一陣抑揚頓挫的吟誦之聲從東廂的主室里傳了出來,清清晰晰地回蕩在靜謐的夜空之中。
站在院壩當中的“馬儀”——也就是司馬懿,聽得十分清楚,這正是父親司馬防在朗誦他最欣賞的《漢書》。司馬懿化名為“馬儀”并繞了一個圈子,從遠離溫縣的荷芝縣涉足仕途是大有深意的:他的大哥司馬朗在三年多前帶著兩萬塢丁投入了司空曹操的麾下,被曹操視為心腹、任為主簿,如今也是許都朝廷里手握實權的樞機要員了;盡管如此,司馬懿仍是不屑于依恃自家門戶背景和大哥的關系入仕為官,他想憑著自己的真才實干,扎扎實實地闖出一條康莊大道來。還有,隱去了自己的姓名與家世,他便可以和普通人士一般,直接接觸并觀察到宦場實情,為自己積累寶貴的從政經驗。《孟子》有云:“源泉混混,不舍晝夜,盈科而后進,放乎四海。有本者如是,是之取爾。茍為無本,七八月之間雨集,溝澮皆盈;其涸也,可立而待也。”對這一銘訓,司馬懿是一直奉為圭臬的。
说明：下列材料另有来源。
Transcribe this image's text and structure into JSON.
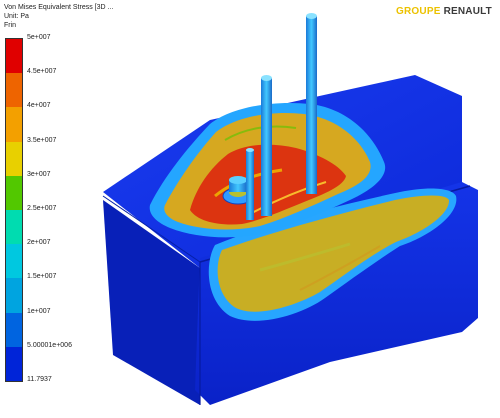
{
  "header": {
    "title": "Von Mises Equivalent Stress [3D ...",
    "unit": "Unit: Pa",
    "frame": "Frin"
  },
  "brand": {
    "part1": "GROUPE",
    "part2": "RENAULT"
  },
  "legend": {
    "values": [
      "5e+007",
      "4.5e+007",
      "4e+007",
      "3.5e+007",
      "3e+007",
      "2.5e+007",
      "2e+007",
      "1.5e+007",
      "1e+007",
      "5.00001e+006",
      "11.7937"
    ],
    "colors": [
      "#e00000",
      "#ee6400",
      "#f3a000",
      "#e8d000",
      "#52c800",
      "#00dcb0",
      "#00c8e0",
      "#00a4e0",
      "#0064e0",
      "#0024d8"
    ]
  },
  "colors": {
    "base": "#0b27d8",
    "stress_low": "#28a8ff",
    "stress_mid": "#cbb020",
    "stress_high": "#e03010"
  }
}
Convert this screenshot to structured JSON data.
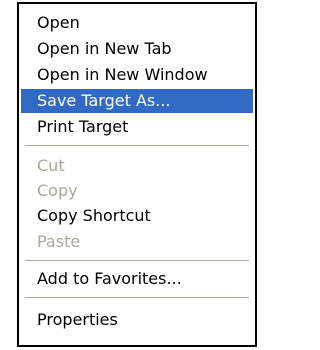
{
  "context_menu": {
    "items": [
      {
        "label": "Open",
        "state": "normal"
      },
      {
        "label": "Open in New Tab",
        "state": "normal"
      },
      {
        "label": "Open in New Window",
        "state": "normal"
      },
      {
        "label": "Save Target As...",
        "state": "selected"
      },
      {
        "label": "Print Target",
        "state": "normal"
      },
      {
        "label": "Cut",
        "state": "disabled"
      },
      {
        "label": "Copy",
        "state": "disabled"
      },
      {
        "label": "Copy Shortcut",
        "state": "normal"
      },
      {
        "label": "Paste",
        "state": "disabled"
      },
      {
        "label": "Add to Favorites...",
        "state": "normal"
      },
      {
        "label": "Properties",
        "state": "normal"
      }
    ]
  },
  "colors": {
    "highlight": "#316ac5",
    "highlight_text": "#ffffff",
    "disabled_text": "#aca899",
    "separator": "#aca899",
    "border": "#000000"
  }
}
聽完了司馬防的吟誦,司馬懿剛欲舉步緩緩離去,卻聽得吱呀一響,東廂主室的扉門忽然開了——司馬防站在那里,左手握著一卷《漢書》竹簡,右手遠遠地向他招了招手!
進了室內,司馬防在一張黃楊木書幾后面坐了下來,頭也不抬,一邊翻看著手中的書簡,一邊淡淡地問道:“聽說今天袁氏兄弟又邀請你們府衙里的人在四海樓里聚宴了?”
“是的。袁氏兄弟搬出杜郡丞出面邀請,魏太守也不能不給他們幾分面子。——所以,咱們府衙上下所有僚屬們都沒法拒絕啊。”司馬懿垂手答道,“孩兒本來也不愿意赴此無聊之宴的,只是怕萬一拒絕了,反而有損與同僚的關系,落下一個不太合群的名聲也不太好。”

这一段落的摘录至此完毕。